I started this post last night. Then I backspaced it to oblivion, only to start again. Rinse and repeat until I closed the tab and shut off my computer. Writing hasn’t been coming easy for me, and that famous Bukowski quote echoes through my head: “Don’t try.”

While Bukowski speaks to a younger version me, lost to the times, that quote still holds heavy in my heart. Much like the one I scrawled in Sharpie on my teenage bedroom: “You have to be WILLING to write badly.” I’m unsure of the origin of that quote. Not sure if teenage me plucked it from the pages of Writer’s Digest, or read it in a writer’s manual. But it made sense to me.

You have to try to fail, and failures aren’t always a bad thing. Sometimes failure leads to something better. (Cue The Rolling Stones.)

As overly simplistic this is, failure led to Shaun. And I never once thought of it in that way. When I started in 1997, I was bold. And I don’t mean that I took great leaps and chances to stand out – though, I vaguely remember wearing this string in my hair for reasons that still baffle me. What I mean is, my freshman of high school I had this thought that if I took French, I’d get the girl. What girl? Who the fuck knows. Any girl. I can think of a number of crushes I had in the eighth and ninth grade and to 14-year-old me, either one would have sufficed. I wanted a girlfriend and French is the language or romance, no?

So I took French and, ultimately, I flunked French. Who would have fucking guessed that? So my “sophomore” year (better known as my second freshmen year), I took Spanish. Advance Spanish. Now I speak better Spanish these days than I did back then. And that’s very telling of the skill 15-year-old me had. Which is, if you haven’t guessed, none at all. Yet somehow I passed. So that in my junior year, I took Spanish II.
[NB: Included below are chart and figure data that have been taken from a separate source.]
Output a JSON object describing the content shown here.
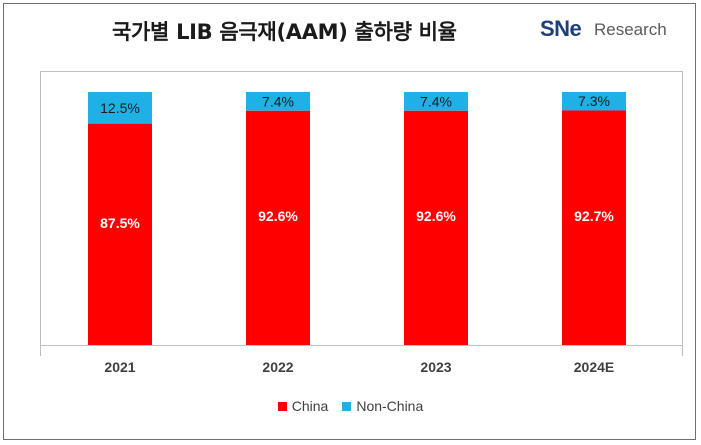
{
  "title": "국가별 LIB 음극재(AAM) 출하량 비율",
  "logo": {
    "brand": "SNe",
    "suffix": "Research"
  },
  "colors": {
    "china": "#ff0000",
    "non_china": "#1fb0e6"
  },
  "chart_data": {
    "type": "bar",
    "stacked": true,
    "percent_scale": true,
    "categories": [
      "2021",
      "2022",
      "2023",
      "2024E"
    ],
    "series": [
      {
        "name": "China",
        "values": [
          87.5,
          92.6,
          92.6,
          92.7
        ],
        "labels": [
          "87.5%",
          "92.6%",
          "92.6%",
          "92.7%"
        ]
      },
      {
        "name": "Non-China",
        "values": [
          12.5,
          7.4,
          7.4,
          7.3
        ],
        "labels": [
          "12.5%",
          "7.4%",
          "7.4%",
          "7.3%"
        ]
      }
    ],
    "ylim": [
      0,
      100
    ],
    "grid": false,
    "legend_position": "bottom"
  }
}
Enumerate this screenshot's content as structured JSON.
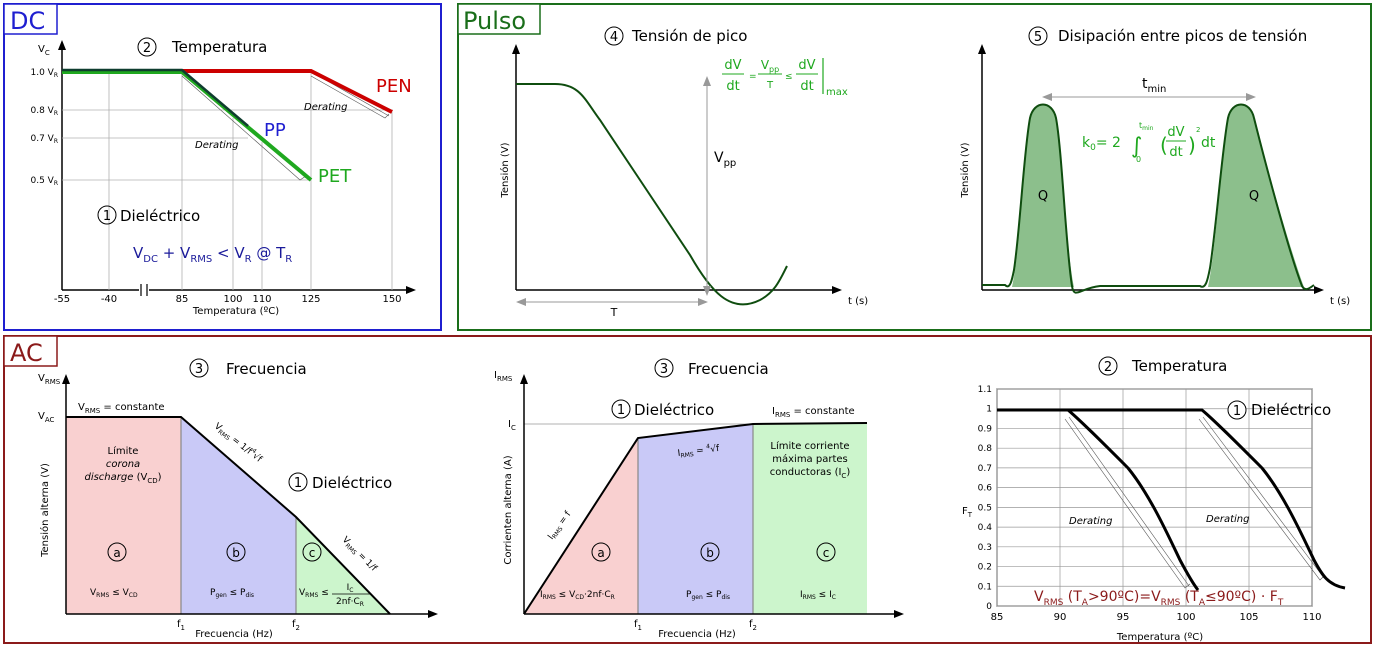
{
  "dc": {
    "tag": "DC",
    "title_num": "2",
    "title": "Temperatura",
    "y_axis_label": "V",
    "y_axis_sub": "C",
    "y_ticks": [
      {
        "main": "1.0 V",
        "sub": "R"
      },
      {
        "main": "0.8 V",
        "sub": "R"
      },
      {
        "main": "0.7 V",
        "sub": "R"
      },
      {
        "main": "0.5 V",
        "sub": "R"
      }
    ],
    "x_ticks": [
      "-55",
      "-40",
      "85",
      "100",
      "110",
      "125",
      "150"
    ],
    "x_label": "Temperatura (ºC)",
    "pen": "PEN",
    "pp": "PP",
    "pet": "PET",
    "derating": "Derating",
    "dielectric_num": "1",
    "dielectric": "Dieléctrico",
    "formula": {
      "v1": "V",
      "s1": "DC",
      "op1": " + V",
      "s2": "RMS",
      "op2": " < V",
      "s3": "R",
      "op3": " @ T",
      "s4": "R"
    },
    "colors": {
      "border": "#1f1fd0",
      "pen": "#cc0000",
      "pet": "#1fa81f",
      "pp": "#1f1fd0",
      "text_blue": "#1a1a9a"
    }
  },
  "pulse": {
    "tag": "Pulso",
    "peak_num": "4",
    "peak_title": "Tensión de pico",
    "dissip_num": "5",
    "dissip_title": "Disipación entre picos de tensión",
    "y_label": "Tensión (V)",
    "x_label": "t (s)",
    "vpp": "V",
    "vpp_sub": "pp",
    "t": "T",
    "tmin": "t",
    "tmin_sub": "min",
    "q": "Q",
    "eq1": {
      "dv": "dV",
      "dt": "dt",
      "eq": "=",
      "vpp": "V",
      "vpp_sub": "pp",
      "t": "T",
      "le": "≤",
      "max": "max"
    },
    "eq2": {
      "k": "k",
      "k_sub": "0",
      "eq": "= 2",
      "upper": "t",
      "upper_sub": "min",
      "lower": "0",
      "dv": "dV",
      "dt": "dt",
      "pow": "2",
      "tail": "dt"
    },
    "colors": {
      "border": "#1a6e1a",
      "curve": "#0f4d0f",
      "fill": "#8cbf8c",
      "eq": "#1fa81f"
    }
  },
  "ac": {
    "tag": "AC",
    "left": {
      "title_num": "3",
      "title": "Frecuencia",
      "y_top": "V",
      "y_top_sub": "RMS",
      "vac": "V",
      "vac_sub": "AC",
      "y_label": "Tensión alterna (V)",
      "x_label": "Frecuencia (Hz)",
      "f1": "f",
      "f1_sub": "1",
      "f2": "f",
      "f2_sub": "2",
      "const": "V",
      "const_sub": "RMS",
      "const_tail": " = constante",
      "limit1": "Límite",
      "limit2": "corona",
      "limit3": "discharge",
      "limit4": "(V",
      "limit4_sub": "CD",
      "limit4_end": ")",
      "diel_num": "1",
      "diel": "Dieléctrico",
      "a": "a",
      "b": "b",
      "c": "c",
      "cond_a": {
        "v": "V",
        "s": "RMS",
        "op": " ≤ V",
        "s2": "CD"
      },
      "cond_b": {
        "v": "P",
        "s": "gen",
        "op": " ≤ P",
        "s2": "dis"
      },
      "cond_c": {
        "v": "V",
        "s": "RMS",
        "op": " ≤ ",
        "num": "I",
        "num_sub": "C",
        "den": "2nf·C",
        "den_sub": "R"
      },
      "slope1": {
        "v": "V",
        "s": "RMS",
        "eq": " = ",
        "frac_n": "1",
        "frac_d": "f",
        "root": "√f",
        "root_idx": "4"
      },
      "slope2": {
        "v": "V",
        "s": "RMS",
        "eq": " = ",
        "frac_n": "1",
        "frac_d": "f"
      }
    },
    "mid": {
      "title_num": "3",
      "title": "Frecuencia",
      "y_top": "I",
      "y_top_sub": "RMS",
      "ic": "I",
      "ic_sub": "C",
      "y_label": "Corrienten alterna (A)",
      "x_label": "Frecuencia (Hz)",
      "f1": "f",
      "f1_sub": "1",
      "f2": "f",
      "f2_sub": "2",
      "const": "I",
      "const_sub": "RMS",
      "const_tail": " = constante",
      "diel_num": "1",
      "diel": "Dieléctrico",
      "limit1": "Límite corriente",
      "limit2": "máxima partes",
      "limit3": "conductoras (I",
      "limit3_sub": "C",
      "limit3_end": ")",
      "a": "a",
      "b": "b",
      "c": "c",
      "cond_a": {
        "v": "I",
        "s": "RMS",
        "op": " ≤ V",
        "s2": "CD",
        "tail": "·2nf·C",
        "s3": "R"
      },
      "cond_b": {
        "v": "P",
        "s": "gen",
        "op": " ≤ P",
        "s2": "dis"
      },
      "cond_c": {
        "v": "I",
        "s": "RMS",
        "op": " ≤ I",
        "s2": "C"
      },
      "slope1": {
        "v": "I",
        "s": "RMS",
        "eq": " = f"
      },
      "slope2": {
        "v": "I",
        "s": "RMS",
        "eq": " = ",
        "root": "√f",
        "root_idx": "4"
      }
    },
    "right": {
      "title_num": "2",
      "title": "Temperatura",
      "diel_num": "1",
      "diel": "Dieléctrico",
      "y_label": "F",
      "y_label_sub": "T",
      "x_label": "Temperatura (ºC)",
      "y_ticks": [
        "1.1",
        "1",
        "0.9",
        "0.8",
        "0.7",
        "0.6",
        "0.5",
        "0.4",
        "0.3",
        "0.2",
        "0.1",
        "0"
      ],
      "x_ticks": [
        "85",
        "90",
        "95",
        "100",
        "105",
        "110"
      ],
      "derating": "Derating",
      "formula": {
        "a": "V",
        "as": "RMS",
        "b": " (T",
        "bs": "A",
        "c": ">90ºC)=V",
        "cs": "RMS",
        "d": " (T",
        "ds": "A",
        "e": "≤90ºC) · F",
        "es": "T"
      }
    },
    "colors": {
      "border": "#8b1a1a",
      "red_fill": "#f9d0d0",
      "blue_fill": "#c9c9f7",
      "green_fill": "#ccf5cc",
      "formula": "#8b1a1a"
    }
  }
}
Spanish has never been a second language to me. It should be considering my upbringing and where I live. I’m good when it comes to ordering food and, most times, assisting patrons at work. But conversationally, I’m as gringo as they get. (In fact, I know a white girl who speaks better Spanish than me.) So in Spanish II, I managed to pass the first semester. I don’t know what happened that second semester, but I failed, causing to repeat it in my senior. Bear with me, I’m getting to my point.

In my second semester, I walked into my second attempt at Spanish II. I chose my seat carefully, sitting aside a pretty, green-eyed freshman girl with a unique spelling of her name. This girl, of course, was Jeanna. Now I didn’t fall in love with Jeanna off the bat. I was in a committed long distance relationship with a redhead in San Antonio, whom met through her friends here.

But that’s beside the point, because eventually, I did fall in love with Jeanna. I spent most of my post-adolescent and adult life in love with her. And we had our ups and downs. Our fights. Break-ups and make-ups. And we had Shaun, the best creation I ever had a hand in. More beautiful than any poem I’ve written or ever will write.

You see, if I hadn’t taken French my freshmen year, I would have started my Spanish lessons earlier. Thus leading me to have never meant Jeanna. And if I passed French my freshmen year, I would have taken French II my sophomore year. Whether I passed that or not isn’t important; I still wouldn’t have met Jeanna. Had I passed that second semester of Spanish II my junior year, same outcome.

Now I’m not saying things happen for a reason, because that’s balderdash and a strange way to look at the world.

I’m guess what I’m saying is this: Don’t just try to do something, do something. If you fail, that’s part of the process. Some times it might hurt; some times you find yourself in a better situation because of it.

Maybe you’re a writer trying publish for the first time, only get a rejection letter. Maybe you’re a freshmen kid wanting to learn French. Or maybe you’re sitting next to the woman you’ve grown really close, watching YouTube videos, and you get brave enough to ask if she wants more only for her to tell you she’s content on just being friends.

If there’s one message I want to impart here it’s this: It’s o.k. if you’re not o.k. right now. Failure and rejection have a way of making you feel like a lesser person. But I love my failures as much as I praise my successes. Because I wouldn’t trade all the hypothetical girls freshmen-me could’ve had speaking perfect French for what I have now. Even if what I have now is just being a single dad.

Dune author Frank Herbert once said, “There is no real ending. It’s just the place where you stop the story.” This isn’t an ending. It’s just another beginning. Another chapter to be written.